Un turbio nubarrón embravecido
sacude tu huerta
y el pozo donde pudiste acabar un día
aquel atardecer sombrío.
Recreo tu gesto..
cuya noble fatiga ensimismada
no logra encubrir
la fuerza gentil de tus ojos verdes.
Y añoro el beso aquél,
el postrer beso que me diste en vida.

V
Clavados en mis ojos
los cipreses
tras de la tapia azotada por los días,
guerreros asidos
a tu seca tierra centenaria,
amortajando tu ultima sonrisa.
Vigilas desde allí los horizontes
del trigo
que brota en los campos que siempre serán tuyos,
el agua que juega en las acequias,
las higueras…
mientras lloras, lentamente,
por tus hijos.

VI
¡Qué difícil dibujarte con palabras!
A veces coraje, otras estigma,
repentino relámpago inclemente
de una raza inextinguible y extinguida.
Un seco latigazo de tus dientes…
hiere como el cuchillo de las trillas.
Endurecida por el tiempo,
indestructible, terca, incólume,
al calor de las imágenes borrosas
tu obra se perfila.
Hermana, madre, esposa…
nunca sé si amarte o maldecirte,
siempre perenne una duda..
Sin ti, sin tu presencia en nuestra vida
¿cómo hubiéramos escrito nuestra historia?

VII
Frazadas tibias,
hurtándole mi piel al frío,
mientras gime el viento entre los chopos
Y la tiniebla estrellada galopa entre las tejas,
mientras añoro el mágico relato de tus labios,
que no llega porque tu, mi padre,
estás muy lejos.
Y no encuentra mi soledad refugio
bajo los encalados techos
surcados de vigas y de sombras.
Encaramado en la ventana de la falsa
oteo, aguardo la luz que nunca llega
por la curva que serpentea desde Sádaba,
mientras llorece el canto de los grillos
y la brisa hace oscilar
la luz en una esquina, solitaria.

VIII
Hay un puñado de duendes
bailando entre los caños de la fuente
y el liquen de sus piedras verdes,
milenarias, a la sombra
de la lejana cruz de roca.
Un regato casi seco
recorre… (tiempo traidor
ya no me engañes) recorría la arboleda
que orillaba el “Huerto de los frailes”.
Y ahora,
¿dónde están los chopos altos
de la arboleda eterna y leve,
que cantara el sol de agosto,
que el cierzo trató en vano
de cortar año tras año?.
Ya no ruge el viento
en la noche de estrellas infinitas,
en la Vía Láctea
ornada por sus collares totales,
porque las ramas altas
se pudren en un aserradero anónimo.
Perdió la noche su canción
de murmullos, sus brujas familiares
e ignoradas.
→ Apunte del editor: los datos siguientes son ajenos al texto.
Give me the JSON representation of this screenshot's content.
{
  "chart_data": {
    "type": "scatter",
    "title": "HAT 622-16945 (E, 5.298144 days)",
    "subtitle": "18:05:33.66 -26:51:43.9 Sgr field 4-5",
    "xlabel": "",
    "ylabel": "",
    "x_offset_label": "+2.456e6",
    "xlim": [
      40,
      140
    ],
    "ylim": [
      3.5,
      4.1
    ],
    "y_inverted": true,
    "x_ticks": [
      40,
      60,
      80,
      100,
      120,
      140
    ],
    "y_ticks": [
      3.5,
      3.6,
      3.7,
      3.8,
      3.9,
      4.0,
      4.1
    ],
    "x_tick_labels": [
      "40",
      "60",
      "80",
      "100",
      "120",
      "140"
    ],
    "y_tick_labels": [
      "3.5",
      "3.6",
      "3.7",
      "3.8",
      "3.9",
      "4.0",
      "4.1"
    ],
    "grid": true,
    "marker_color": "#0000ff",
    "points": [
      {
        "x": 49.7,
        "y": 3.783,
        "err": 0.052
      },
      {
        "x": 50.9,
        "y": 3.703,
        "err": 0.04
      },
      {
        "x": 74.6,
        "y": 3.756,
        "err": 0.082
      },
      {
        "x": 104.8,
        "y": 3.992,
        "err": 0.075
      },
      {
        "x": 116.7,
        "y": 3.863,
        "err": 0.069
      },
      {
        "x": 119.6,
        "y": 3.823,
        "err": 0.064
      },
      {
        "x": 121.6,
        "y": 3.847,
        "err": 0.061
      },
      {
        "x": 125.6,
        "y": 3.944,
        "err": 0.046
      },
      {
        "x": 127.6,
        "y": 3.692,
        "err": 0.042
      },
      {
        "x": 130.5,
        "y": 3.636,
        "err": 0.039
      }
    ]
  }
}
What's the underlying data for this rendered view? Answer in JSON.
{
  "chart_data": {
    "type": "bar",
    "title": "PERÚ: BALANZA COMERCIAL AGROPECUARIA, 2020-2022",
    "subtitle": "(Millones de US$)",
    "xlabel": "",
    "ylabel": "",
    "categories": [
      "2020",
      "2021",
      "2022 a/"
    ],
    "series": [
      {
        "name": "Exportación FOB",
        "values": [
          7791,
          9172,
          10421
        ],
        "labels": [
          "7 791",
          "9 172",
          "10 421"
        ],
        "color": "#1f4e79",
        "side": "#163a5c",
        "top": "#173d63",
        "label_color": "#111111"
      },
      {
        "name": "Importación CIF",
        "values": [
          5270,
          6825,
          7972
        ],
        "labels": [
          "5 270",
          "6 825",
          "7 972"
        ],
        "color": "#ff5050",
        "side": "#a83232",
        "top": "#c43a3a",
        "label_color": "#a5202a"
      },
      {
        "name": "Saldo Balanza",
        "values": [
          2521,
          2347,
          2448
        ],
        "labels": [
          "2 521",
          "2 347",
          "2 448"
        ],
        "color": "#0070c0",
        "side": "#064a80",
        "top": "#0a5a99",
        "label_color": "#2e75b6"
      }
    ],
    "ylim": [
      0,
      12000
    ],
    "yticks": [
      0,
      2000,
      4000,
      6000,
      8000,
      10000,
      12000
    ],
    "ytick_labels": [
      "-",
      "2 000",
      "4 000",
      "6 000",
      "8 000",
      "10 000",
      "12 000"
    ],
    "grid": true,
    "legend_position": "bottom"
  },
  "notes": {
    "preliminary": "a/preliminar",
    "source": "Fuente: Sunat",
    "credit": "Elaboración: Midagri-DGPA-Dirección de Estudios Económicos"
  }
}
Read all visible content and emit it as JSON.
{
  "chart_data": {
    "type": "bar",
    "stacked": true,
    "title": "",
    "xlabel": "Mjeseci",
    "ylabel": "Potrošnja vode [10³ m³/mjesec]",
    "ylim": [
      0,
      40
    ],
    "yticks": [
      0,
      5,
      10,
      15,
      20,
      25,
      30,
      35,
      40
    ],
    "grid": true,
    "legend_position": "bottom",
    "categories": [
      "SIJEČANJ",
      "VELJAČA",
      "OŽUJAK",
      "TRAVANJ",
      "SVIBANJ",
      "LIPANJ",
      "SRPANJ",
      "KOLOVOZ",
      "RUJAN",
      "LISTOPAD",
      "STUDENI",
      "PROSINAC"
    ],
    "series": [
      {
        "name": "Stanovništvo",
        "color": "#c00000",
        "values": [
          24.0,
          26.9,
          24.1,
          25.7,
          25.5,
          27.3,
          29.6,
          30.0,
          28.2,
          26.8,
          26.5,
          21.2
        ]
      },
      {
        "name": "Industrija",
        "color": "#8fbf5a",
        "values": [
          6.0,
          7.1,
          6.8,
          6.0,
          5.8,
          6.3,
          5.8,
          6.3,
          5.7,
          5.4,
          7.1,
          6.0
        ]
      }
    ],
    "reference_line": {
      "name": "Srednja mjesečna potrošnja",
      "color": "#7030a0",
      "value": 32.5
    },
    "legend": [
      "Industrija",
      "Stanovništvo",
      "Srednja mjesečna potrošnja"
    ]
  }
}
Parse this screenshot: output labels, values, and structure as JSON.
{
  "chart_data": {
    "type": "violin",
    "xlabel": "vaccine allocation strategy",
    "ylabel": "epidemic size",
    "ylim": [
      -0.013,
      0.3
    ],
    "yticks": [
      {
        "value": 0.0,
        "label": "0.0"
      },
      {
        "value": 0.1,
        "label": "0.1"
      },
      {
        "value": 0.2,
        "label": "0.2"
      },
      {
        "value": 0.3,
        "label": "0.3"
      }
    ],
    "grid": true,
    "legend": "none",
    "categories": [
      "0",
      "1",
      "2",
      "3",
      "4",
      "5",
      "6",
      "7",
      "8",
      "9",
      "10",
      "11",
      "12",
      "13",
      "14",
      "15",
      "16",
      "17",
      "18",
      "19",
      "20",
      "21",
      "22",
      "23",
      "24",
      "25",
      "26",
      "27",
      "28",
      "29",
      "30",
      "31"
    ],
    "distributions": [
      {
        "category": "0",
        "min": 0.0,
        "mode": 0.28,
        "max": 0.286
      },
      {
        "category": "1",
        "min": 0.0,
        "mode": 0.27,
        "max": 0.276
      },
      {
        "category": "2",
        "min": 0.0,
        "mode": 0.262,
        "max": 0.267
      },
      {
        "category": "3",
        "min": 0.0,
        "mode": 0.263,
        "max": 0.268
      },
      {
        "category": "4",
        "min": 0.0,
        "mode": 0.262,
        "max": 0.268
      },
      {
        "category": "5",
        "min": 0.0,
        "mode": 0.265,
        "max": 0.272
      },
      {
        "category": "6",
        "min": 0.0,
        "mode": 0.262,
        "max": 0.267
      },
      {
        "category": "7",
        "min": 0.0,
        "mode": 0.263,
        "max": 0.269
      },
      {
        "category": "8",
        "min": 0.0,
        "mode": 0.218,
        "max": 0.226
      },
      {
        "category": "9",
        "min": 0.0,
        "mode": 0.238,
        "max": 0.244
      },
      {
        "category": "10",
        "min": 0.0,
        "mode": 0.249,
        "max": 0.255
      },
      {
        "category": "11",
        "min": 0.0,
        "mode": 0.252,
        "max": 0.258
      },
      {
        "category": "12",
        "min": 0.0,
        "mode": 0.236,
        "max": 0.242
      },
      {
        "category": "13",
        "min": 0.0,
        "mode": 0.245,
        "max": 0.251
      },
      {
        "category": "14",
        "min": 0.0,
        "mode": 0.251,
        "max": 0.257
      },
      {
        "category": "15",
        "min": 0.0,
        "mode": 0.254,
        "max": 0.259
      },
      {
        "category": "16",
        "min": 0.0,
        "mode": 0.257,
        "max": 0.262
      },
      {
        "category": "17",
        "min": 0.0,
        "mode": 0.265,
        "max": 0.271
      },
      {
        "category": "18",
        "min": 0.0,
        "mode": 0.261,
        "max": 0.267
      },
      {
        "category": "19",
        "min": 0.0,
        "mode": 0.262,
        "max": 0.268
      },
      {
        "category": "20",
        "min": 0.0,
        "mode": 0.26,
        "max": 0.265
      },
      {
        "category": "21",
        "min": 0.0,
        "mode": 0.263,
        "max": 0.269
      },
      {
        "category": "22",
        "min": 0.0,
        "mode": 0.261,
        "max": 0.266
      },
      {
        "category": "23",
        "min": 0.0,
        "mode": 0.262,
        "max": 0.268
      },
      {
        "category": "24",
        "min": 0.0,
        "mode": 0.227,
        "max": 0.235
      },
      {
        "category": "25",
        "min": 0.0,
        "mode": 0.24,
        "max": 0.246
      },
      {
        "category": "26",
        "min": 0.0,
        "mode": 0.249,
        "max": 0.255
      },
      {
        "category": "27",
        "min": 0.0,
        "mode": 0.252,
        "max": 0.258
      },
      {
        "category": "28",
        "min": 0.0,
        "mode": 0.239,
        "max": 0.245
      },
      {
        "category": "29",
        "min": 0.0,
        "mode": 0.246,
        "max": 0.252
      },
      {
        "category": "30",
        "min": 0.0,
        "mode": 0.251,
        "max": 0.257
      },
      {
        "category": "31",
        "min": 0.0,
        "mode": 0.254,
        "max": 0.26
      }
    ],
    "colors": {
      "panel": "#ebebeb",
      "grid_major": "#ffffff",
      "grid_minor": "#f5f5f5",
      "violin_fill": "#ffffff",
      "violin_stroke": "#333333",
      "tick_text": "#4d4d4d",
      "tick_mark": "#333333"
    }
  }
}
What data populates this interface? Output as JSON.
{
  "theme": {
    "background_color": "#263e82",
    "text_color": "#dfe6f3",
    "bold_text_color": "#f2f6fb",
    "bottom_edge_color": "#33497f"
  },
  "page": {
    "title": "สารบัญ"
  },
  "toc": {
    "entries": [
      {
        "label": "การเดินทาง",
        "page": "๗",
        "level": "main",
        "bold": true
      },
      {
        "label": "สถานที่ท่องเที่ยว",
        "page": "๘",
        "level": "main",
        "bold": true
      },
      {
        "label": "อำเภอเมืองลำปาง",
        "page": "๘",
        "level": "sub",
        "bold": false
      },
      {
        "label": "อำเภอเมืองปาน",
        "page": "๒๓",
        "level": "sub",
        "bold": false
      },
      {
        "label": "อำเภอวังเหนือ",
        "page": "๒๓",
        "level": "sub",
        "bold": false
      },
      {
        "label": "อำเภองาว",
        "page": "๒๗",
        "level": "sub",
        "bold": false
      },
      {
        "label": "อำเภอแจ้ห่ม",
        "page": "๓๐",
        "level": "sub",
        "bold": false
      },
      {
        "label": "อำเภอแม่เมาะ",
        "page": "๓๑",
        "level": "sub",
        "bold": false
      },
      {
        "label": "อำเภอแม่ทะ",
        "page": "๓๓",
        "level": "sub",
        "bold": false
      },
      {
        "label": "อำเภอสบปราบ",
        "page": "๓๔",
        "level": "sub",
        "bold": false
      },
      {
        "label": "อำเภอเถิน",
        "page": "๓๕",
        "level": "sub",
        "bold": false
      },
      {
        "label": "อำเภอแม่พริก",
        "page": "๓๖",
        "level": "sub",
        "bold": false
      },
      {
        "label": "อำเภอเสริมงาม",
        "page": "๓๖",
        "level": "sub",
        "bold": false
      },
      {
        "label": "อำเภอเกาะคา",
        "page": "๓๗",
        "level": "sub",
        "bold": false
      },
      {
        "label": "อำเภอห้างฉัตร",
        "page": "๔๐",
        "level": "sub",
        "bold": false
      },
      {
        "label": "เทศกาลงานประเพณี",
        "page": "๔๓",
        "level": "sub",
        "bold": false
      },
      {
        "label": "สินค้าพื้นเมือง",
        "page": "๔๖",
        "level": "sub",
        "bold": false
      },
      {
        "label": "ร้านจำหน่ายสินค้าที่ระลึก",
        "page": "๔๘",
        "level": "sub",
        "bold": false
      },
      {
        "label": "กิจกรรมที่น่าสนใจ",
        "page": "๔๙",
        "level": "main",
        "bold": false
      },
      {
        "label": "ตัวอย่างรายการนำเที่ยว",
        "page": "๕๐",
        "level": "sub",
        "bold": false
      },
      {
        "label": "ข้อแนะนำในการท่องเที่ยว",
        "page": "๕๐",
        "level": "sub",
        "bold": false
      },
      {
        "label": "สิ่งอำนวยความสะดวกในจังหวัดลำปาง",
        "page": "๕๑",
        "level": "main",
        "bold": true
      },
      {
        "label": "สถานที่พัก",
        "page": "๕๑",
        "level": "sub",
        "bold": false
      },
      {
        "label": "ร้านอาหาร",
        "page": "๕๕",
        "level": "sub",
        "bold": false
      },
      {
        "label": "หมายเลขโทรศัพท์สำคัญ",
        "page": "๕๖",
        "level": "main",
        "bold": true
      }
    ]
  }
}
Se fue la aurora
que amanecía, intachable y repentina,
entre las ramas,
suspendidas de algodones
empapados de violeta.
Ya no están los chopos.
El cierzo, que no pudo derrotarlos,
barrió sus hojas, tristes,
y solo los tocones impasibles
testifican su presencia.

IX
Queda un rumor
de críos y pedradas,
nidos de golondrinas y tractores,
mieses, botijos y alfalfas.
Una caterva de frutos escindidos
llorando, solitarios,
tras las ramas….
a la sombra de un tronco milenario
… una eterna familia…. desgajada.

X
Sentado aquí, recuerdo.
en la solemne penumbra de febrero
que siempre me cobija;
gotean, levemente,
los segundos, tras la niebla,
mientras crujen mis dientes
y se humedece el fondo de mis ojos.
Se deslizan, danzando,
los adjetivos y los días,
increpándome, mientras
los nombres, tomados muchas veces al azar,
sorprenden los violentos sorbos de una historia.
Al fin, adormecido,
solo el vino defiende mi memoria.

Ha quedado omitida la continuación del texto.